There can be great value in occasionally writing out your prayers.  It causes you to slow down, think, and be specific.  We live in a world where we’re often in bondage to the next thing on the schedule.  This can be detrimental to our prayers, making them like unfocused passing thoughts instead of petitions of desperate dependence on our heavenly Father that result in soul-saturating fellowship with him.  Here is a prayer I am praying for us and our daughter who will be born today by c-section at 12:30 pm.

Gracious Father, you are worthy to be praised for creating our daughter and sustaining every second of her life.

As sinners who have offended you deeply with our rebellion, we do not deserve such an amazing blessing, so I thank you for this gift of your grace that we know can only be ours because Jesus died and rose again on our behalf.

As we see our daughter for the first time, may we take much time to marvel at the beauty of your handiwork and stand in awe of the careful precision you used in knitting her together.

May the doctors and nurses, our friends and family witness us worshiping you upon such a happy occasion and may you lead them to do the same.

If there is anything uncommon about her, help us to remember that you do not make mistakes and your goodness is permeating this moment in our lives.

In these first weeks and months of her life, may you give us enabling grace to nurture her and care for her the way you care for us as your children…  especially in the hours when sleep has been minimal and life is hectic.
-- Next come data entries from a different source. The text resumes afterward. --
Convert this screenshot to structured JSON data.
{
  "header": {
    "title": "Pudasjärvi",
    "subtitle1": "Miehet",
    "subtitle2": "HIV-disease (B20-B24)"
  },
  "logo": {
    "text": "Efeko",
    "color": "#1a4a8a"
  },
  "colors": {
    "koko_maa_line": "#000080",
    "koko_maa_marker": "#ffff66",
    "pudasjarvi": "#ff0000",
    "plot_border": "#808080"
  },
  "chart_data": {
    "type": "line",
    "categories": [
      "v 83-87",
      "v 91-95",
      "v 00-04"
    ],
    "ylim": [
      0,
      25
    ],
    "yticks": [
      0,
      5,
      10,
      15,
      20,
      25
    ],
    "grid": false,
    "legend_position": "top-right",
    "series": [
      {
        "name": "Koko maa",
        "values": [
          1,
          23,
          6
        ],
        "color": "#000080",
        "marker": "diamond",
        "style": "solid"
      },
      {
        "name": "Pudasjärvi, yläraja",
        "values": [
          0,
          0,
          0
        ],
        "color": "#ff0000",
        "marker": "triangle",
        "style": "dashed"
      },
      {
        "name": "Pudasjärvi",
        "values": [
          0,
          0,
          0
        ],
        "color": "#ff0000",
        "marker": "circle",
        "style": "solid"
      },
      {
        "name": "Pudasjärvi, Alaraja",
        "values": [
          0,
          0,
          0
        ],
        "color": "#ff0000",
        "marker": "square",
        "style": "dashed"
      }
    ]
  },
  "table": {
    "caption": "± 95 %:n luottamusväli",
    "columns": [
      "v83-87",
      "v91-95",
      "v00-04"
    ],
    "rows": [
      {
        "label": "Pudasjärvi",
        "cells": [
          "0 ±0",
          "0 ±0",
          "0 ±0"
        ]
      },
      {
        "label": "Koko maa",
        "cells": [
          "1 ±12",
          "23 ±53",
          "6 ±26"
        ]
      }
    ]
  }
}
May you grow her and develop her in good health, but much more importantly, at some point in the future, I pray that you would save this little girl through the death and resurrection of your only Son.  Make her to embrace the Lord Jesus Christ by faith and transform her into your committed worshiper.

If you choose to save her, please give her mother and I the privilege of being used by you in the process so that we will have opportunity to delight in you more.

May she love every word of the Bible and delight to submit to it as her final authority in life.   By your grace may she reject the feminism and immodesty that is so rampant in our culture, and be happy to fulfill the role of a dedicated woman of God set out in its pages.

May her life reflect the resplendence of your character and gospel in big and small ways wherever you take her and may you use her as you please.